Importance of Undergrad Research Affirmed With Latest NSF Grant

Considered a powerful form of engaged learning, undergraduate research is getting a boost from the National Science Foundation (NSF) to the delight of a dedicated team of academics seeking to promote highly effective undergraduate research environments.

Kerry Karukstis, chair of the Harvey Mudd College Department of Chemistry, along with colleagues Mitchell R. Malachowski, professor of chemistry and biochemistry at the University of San Diego, and Jeffrey M. Osborn, professor of biology and dean, School of Science, at the College of New Jersey, are co-principal investigators on a $1.7 million grant from the NSF titled “Integrating and Scaffolding Research into Undergraduate STEM Curricula: Probing Faculty, Student, Disciplinary, and Institutional Pathways to Transformational Change.” This is the third NSF grant they’ve received over the past 10 years that focuses on embedding undergraduate research into the culture and curricula of academic departments and institutions across the country.

While there is overwhelming evidence that the involvement of undergraduate students in collaborative research with faculty is a proven and powerful pedagogy, undergraduate research opportunities are still often optional and highly selective, missing the very students who could benefit the most. This project aims to provide all students with more equitable access to the benefits of undergraduate research by assisting STEM departments to create integrated and scaffolded curricula emphasizing discovery, inquiry and analysis.

“We are continuing to partner with the Council on Undergraduate Research (CUR) and Elizabeth Ambos, executive officer of CUR, in this effort,” says Karukstis, 2012 CUR Fellow and past CUR president. “I am particularly excited that we have involved Jillian Kinzie, associate director of the Center for Postsecondary Research and the NSSE Institute at Indiana University, as an additional partner in this project to examine the effect of student characteristics and disciplinary cultures on student learning.”

Study provides national assessment

A novel aspect of this project will be the development of both standardized and experimental questions on the National Survey of Student Engagement (NSSE) and the Faculty Survey of Student Engagement (FSSE). These surveys will allow for comparison of the institutions involved in this project with national results. The theory-of-change model that develops from this project will allow a broad and diverse range of institutional types and departments/disciplines to assess their readiness for research-scaffolded curricula and provide key insights into the effects of such curricular transformation on student achievement and organizational and cultural change.

Karukstis has held numerous leadership positions within CUR, and she was recognized as the CUR Volunteer of the Year in 2004 and again in 2010. She was the 2012 recipient of the CUR Fellows Award for leadership in undergraduate research. In 2003 she received the Henry T. Mudd Prize for Outstanding Service to Harvey Mudd College.
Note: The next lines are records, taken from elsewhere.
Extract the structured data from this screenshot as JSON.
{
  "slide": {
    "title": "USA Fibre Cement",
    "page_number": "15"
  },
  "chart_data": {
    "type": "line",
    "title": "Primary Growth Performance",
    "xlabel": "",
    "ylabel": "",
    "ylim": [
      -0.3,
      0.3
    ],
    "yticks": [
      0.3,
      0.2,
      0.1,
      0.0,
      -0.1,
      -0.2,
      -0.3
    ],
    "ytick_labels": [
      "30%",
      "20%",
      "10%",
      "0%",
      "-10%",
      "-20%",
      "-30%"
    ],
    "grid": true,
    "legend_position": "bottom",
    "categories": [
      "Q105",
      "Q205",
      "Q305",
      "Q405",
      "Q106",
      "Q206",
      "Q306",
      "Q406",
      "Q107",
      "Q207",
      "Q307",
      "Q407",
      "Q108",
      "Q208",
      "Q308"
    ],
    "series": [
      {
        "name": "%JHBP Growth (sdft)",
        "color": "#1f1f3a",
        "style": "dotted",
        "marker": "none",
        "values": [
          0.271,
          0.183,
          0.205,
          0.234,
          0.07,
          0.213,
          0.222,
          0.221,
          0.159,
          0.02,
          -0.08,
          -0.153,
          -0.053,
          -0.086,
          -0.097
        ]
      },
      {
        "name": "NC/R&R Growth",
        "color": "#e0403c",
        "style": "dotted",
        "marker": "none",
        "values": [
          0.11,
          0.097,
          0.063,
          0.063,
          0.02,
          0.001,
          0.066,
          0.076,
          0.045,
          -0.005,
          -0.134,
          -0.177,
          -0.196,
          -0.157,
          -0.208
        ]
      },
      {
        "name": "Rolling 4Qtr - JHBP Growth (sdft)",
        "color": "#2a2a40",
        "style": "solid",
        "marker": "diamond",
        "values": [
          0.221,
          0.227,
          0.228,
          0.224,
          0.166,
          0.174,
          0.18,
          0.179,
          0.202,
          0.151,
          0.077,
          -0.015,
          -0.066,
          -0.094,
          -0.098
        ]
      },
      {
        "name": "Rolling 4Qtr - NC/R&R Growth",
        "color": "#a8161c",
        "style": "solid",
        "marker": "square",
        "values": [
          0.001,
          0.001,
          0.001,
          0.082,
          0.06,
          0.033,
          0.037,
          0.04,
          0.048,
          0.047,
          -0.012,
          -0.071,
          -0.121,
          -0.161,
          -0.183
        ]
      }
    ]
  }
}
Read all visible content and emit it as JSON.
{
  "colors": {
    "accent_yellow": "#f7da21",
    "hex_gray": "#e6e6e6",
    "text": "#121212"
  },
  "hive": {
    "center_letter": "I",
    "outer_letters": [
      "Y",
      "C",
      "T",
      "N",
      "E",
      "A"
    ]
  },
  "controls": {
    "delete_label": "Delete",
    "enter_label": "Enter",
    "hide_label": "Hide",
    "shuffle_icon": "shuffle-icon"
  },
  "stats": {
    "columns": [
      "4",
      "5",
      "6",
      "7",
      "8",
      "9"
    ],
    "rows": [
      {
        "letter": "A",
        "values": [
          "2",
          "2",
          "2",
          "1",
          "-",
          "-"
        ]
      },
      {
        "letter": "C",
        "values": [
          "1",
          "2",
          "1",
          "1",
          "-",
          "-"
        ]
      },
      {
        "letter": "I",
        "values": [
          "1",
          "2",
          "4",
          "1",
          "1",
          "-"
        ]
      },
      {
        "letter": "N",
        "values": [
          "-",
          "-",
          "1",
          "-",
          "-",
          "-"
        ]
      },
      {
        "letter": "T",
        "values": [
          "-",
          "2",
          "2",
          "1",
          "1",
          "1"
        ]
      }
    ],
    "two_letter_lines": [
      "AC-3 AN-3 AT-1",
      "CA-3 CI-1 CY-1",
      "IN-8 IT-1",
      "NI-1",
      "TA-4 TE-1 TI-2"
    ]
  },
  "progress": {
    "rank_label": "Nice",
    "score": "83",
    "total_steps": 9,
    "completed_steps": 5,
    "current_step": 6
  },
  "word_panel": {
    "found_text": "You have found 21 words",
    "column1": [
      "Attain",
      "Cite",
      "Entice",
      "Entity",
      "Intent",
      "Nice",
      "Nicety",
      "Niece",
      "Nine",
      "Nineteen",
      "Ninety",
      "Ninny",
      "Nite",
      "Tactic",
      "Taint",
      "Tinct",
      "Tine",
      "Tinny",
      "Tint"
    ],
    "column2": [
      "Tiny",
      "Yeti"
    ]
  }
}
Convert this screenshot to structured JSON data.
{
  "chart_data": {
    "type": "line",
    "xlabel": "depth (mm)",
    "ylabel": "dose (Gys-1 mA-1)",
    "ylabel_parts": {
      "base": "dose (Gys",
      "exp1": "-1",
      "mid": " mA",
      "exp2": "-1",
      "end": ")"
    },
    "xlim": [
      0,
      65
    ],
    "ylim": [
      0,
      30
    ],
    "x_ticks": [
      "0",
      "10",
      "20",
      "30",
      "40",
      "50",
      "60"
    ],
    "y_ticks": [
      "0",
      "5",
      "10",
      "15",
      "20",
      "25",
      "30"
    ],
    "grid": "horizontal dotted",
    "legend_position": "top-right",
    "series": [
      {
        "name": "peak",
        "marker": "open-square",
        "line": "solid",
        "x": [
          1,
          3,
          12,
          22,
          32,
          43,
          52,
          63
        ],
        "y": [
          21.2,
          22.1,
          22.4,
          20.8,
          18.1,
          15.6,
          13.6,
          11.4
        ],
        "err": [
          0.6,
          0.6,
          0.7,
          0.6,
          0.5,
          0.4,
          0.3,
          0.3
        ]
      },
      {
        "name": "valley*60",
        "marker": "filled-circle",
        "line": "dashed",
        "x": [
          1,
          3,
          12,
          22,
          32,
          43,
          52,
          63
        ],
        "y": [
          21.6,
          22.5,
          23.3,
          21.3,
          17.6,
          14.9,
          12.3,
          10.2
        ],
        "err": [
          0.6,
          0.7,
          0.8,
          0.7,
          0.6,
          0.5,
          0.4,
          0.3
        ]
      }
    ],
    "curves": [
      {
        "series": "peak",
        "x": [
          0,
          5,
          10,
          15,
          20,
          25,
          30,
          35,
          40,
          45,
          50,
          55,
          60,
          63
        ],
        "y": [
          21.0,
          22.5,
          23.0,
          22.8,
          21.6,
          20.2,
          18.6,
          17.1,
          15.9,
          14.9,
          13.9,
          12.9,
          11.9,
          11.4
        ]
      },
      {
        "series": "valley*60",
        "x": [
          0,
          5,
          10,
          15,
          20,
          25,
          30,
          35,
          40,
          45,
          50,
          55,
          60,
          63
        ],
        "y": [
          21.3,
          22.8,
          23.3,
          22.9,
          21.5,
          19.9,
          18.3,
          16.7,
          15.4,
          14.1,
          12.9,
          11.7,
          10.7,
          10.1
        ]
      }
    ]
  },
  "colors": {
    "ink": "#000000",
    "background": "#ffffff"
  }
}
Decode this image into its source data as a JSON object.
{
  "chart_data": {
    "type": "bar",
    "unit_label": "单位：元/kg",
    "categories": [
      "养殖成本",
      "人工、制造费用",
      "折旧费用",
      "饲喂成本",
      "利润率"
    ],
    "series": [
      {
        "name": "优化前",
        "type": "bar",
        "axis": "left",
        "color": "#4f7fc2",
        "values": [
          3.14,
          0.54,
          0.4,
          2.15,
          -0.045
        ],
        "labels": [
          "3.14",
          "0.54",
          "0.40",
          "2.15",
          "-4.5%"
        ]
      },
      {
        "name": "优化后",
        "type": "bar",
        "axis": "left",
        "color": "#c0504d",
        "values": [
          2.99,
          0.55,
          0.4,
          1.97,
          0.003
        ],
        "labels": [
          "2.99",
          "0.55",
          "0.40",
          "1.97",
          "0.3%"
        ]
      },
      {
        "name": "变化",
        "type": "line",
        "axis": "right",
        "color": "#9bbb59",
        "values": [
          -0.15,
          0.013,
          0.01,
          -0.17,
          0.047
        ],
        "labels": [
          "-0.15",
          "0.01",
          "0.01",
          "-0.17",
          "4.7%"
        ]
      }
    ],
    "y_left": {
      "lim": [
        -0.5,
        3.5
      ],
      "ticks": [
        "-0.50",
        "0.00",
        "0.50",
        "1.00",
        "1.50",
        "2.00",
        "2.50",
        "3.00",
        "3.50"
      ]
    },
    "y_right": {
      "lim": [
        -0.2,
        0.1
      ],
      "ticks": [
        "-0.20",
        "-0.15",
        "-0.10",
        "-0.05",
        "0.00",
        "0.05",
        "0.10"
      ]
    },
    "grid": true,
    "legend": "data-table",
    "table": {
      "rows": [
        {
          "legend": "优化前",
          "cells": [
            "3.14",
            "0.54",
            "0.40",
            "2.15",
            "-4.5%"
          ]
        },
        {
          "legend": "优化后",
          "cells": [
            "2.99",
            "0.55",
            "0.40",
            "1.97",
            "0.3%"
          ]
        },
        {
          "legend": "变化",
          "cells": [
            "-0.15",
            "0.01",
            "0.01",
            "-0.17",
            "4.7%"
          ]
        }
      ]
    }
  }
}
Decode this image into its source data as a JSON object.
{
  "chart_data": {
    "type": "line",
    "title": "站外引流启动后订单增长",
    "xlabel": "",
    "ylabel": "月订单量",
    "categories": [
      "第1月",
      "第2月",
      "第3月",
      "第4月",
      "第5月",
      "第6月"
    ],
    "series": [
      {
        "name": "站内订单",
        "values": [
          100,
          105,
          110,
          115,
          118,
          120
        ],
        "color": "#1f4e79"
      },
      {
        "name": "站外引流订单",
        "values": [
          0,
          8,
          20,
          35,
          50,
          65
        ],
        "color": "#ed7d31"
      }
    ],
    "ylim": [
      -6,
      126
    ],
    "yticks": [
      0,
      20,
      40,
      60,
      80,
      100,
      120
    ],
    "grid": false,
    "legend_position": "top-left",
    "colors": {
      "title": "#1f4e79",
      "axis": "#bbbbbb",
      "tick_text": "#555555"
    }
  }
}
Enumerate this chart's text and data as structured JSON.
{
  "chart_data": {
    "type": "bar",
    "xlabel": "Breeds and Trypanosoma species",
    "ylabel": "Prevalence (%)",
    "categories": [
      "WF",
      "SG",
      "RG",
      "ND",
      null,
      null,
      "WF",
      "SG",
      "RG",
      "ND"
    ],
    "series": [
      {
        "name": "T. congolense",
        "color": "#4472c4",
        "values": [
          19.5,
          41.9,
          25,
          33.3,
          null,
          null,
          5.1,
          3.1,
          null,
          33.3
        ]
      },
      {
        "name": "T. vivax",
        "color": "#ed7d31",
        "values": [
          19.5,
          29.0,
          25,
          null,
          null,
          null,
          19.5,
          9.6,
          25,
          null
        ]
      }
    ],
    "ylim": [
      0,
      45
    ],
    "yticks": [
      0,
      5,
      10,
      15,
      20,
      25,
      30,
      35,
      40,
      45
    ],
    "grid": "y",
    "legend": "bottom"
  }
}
Karukstis served from 2010 to 2013 as the chair of the faculty and is the Ray and Mary Ingwersen Professor of Chemistry. She researches classes of molecules that have the ability to self-assemble into complex three-dimensional structures when placed in water and other solvents.

Since 2009, Harvey Mudd College has been an enhanced institutional member of the Council on Undergraduate Research (CUR), which supports faculty and student development for high-quality undergraduate student-faculty collaborative research, scholarship and creative activities.